You knew I felt it in my heart all along and I know you knew so, but we twirled and twirled in the dark shadows of lies we wound for each other… and gradually what we knew as lie started seeming true.

But it only looked so.

The stark nakedness of the truth was just behind the curtains of the corner, hiding and standing alone in the distance, waiting for the distance to bow down to it. And it came. Not just in linear swift flowing streams like you would imagine.

Not as drops or showers on the thirsty grounds.

It came in growling thunders and storms, and washed away half of the pictures we had drawn for so long on the sand, in just one go, and opened up small crevices where the sand and the water started seeping through, taking those pictures obediently with them.

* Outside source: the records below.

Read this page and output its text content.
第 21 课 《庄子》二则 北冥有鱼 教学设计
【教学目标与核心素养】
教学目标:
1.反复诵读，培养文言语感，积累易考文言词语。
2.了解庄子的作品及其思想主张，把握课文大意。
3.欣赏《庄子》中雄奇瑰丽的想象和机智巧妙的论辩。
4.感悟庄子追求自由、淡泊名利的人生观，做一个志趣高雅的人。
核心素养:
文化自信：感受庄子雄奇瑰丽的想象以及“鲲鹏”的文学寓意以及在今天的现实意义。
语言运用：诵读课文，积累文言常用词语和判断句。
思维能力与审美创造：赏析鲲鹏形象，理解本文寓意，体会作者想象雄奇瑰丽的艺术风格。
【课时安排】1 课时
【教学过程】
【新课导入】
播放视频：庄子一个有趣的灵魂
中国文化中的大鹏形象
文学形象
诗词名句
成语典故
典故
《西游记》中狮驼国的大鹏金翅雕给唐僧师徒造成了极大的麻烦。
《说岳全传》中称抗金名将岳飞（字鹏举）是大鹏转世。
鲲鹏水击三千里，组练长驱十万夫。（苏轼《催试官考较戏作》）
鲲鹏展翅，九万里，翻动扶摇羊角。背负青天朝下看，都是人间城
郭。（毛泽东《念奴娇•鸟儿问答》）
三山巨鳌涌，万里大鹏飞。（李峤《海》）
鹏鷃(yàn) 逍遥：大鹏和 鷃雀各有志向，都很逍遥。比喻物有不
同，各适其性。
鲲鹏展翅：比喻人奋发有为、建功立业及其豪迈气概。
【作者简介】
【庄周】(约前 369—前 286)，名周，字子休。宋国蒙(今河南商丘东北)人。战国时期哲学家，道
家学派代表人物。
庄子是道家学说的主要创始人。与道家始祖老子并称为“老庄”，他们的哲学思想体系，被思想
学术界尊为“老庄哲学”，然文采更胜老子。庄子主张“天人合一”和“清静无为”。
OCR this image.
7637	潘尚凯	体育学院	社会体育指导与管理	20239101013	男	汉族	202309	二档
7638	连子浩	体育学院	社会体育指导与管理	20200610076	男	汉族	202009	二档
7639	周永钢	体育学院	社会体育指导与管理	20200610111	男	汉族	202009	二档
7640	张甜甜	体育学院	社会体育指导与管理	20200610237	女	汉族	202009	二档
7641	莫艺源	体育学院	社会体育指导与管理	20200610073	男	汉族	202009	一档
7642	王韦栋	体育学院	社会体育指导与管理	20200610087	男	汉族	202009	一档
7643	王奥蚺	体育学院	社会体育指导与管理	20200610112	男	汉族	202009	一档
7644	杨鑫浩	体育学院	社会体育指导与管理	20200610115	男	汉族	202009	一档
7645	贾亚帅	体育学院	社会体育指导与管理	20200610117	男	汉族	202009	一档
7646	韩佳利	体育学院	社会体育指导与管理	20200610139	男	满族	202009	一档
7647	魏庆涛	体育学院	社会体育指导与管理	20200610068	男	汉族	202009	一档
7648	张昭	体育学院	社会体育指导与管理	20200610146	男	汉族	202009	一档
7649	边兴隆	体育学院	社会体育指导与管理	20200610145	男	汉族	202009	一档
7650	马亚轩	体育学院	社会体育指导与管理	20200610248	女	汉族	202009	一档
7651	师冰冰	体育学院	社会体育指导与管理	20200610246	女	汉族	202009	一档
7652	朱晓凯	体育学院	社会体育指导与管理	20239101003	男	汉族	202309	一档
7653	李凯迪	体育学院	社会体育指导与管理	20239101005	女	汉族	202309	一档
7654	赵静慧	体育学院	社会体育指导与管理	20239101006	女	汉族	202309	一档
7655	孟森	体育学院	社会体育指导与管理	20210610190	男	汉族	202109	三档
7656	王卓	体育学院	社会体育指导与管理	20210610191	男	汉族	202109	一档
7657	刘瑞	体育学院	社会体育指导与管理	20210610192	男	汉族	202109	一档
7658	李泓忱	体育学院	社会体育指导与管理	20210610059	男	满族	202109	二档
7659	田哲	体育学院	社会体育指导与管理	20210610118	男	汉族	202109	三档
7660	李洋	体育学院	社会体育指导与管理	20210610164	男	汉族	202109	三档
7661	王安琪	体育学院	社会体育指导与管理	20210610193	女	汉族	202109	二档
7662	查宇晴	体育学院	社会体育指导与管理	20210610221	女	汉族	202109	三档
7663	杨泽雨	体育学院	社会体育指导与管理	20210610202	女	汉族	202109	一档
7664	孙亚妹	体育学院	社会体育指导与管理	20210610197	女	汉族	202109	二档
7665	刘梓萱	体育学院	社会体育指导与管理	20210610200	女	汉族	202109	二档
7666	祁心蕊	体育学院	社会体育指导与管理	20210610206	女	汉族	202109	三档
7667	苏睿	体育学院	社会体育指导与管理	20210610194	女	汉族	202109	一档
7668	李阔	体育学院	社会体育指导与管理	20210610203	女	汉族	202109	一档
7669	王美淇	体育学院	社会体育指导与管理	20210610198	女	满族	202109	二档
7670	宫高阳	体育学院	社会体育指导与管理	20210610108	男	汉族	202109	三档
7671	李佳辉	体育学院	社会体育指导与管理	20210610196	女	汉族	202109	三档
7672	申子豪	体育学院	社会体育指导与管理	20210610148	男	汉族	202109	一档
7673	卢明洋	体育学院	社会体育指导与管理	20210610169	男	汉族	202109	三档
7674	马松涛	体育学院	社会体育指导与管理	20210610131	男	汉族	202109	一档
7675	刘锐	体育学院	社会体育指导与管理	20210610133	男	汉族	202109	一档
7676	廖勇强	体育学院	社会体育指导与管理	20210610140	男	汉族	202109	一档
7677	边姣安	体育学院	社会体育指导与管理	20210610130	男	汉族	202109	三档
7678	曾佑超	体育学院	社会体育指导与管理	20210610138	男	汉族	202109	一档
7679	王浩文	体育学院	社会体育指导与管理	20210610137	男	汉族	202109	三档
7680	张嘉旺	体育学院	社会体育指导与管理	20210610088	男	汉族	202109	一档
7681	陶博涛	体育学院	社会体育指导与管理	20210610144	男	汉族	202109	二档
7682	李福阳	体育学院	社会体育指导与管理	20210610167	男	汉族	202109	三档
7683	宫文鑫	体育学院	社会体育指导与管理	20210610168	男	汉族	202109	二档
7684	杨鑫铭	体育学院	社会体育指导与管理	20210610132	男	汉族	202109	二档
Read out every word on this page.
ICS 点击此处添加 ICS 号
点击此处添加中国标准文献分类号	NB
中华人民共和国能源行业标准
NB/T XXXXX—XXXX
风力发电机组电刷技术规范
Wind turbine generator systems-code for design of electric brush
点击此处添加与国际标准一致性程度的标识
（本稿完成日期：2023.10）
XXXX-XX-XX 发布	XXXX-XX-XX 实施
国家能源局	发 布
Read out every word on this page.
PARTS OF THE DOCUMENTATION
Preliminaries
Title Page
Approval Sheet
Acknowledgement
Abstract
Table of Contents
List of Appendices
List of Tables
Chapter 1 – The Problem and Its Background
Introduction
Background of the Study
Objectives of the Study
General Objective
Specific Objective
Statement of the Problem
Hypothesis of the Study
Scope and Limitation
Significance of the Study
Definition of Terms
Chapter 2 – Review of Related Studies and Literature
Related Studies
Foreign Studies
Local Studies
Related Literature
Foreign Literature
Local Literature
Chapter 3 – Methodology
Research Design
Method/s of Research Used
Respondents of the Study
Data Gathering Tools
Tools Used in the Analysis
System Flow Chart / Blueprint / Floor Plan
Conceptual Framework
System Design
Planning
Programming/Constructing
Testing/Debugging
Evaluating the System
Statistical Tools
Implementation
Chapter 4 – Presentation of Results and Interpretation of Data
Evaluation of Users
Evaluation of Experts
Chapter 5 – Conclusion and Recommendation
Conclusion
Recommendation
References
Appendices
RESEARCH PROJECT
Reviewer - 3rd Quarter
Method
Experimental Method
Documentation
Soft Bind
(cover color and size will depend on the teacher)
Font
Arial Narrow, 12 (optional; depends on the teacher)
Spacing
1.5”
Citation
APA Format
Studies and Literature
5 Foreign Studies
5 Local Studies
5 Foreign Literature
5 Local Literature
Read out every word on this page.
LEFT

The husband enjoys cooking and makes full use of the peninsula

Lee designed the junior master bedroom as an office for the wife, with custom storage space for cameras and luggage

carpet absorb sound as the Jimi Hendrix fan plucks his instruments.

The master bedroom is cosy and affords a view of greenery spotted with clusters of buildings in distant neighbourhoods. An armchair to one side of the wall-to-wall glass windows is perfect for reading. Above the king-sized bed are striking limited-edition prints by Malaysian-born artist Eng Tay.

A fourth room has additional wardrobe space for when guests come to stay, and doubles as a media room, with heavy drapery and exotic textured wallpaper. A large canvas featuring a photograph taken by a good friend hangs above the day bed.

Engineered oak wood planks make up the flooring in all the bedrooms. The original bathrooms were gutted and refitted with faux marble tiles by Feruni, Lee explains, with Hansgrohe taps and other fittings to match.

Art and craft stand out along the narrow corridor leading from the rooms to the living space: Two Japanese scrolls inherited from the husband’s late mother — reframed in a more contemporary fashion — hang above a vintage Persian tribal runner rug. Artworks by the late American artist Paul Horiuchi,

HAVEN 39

It gave out a smell so loud, had you been aware enough, you would have known. I didn’t mean to point it out and ruin your calm sleepy mode.

Neither did I imagine it, just a lanky figure without any beauty at all, would become such a beast at the slightest touch.

The air that night tasted bitter. Burnt. Like it had about eight years back.

When I had demanded the same things from myself. When I had shaken myself vigorously to make sure I cry. Because it was supposed to be sad.

A sad moment. Beginning of a sad lifetime.

I demanded the same again that night. And all the passing nights thereafter.

Only difference being this time I knew I was too burnt to cry.

Augustus wrote a letter.

Love & Logic

Augustus wrote a letter to Jamie.

A piece of heart folded like a paper, shaped nicely in an envelope.

Letters in a letter.

Bunch of words, grammar, culture, emotions and thoughts—jumbled upon, reshuffled thrice or maybe more times to make sense of the logic, to look like he is making any sense, adding to the logic, pretending to have logic in the first place.

Because, unlike the formal letters he had practiced in school, and some he had sent in the early years of job hunt; these letters aren’t supposed to fit in a template.

Shouldn’t we be having templates for all kinds of informal letters too?

Love letter templates.

Hate letter templates.

Good/Bad news letter templates.

I miss you letter templates.

But we don’t yet. So, the bunch of all those things rumble and crumble under the strict eyes of logic, posing multiple ways to impress any random eyes that might catch hold of the letter, who wouldn’t think it is creepy.

A piece of heart. A ‘Jamie-shaped’ piece of Augustus’ heart!

But this meant sending that Jamie-shaped piece to Jamie. Is that allowed? Are you allowed to love someone so much that you return the parts of them that you have been carrying ever so diligently, careful not to break; return it to their original owner?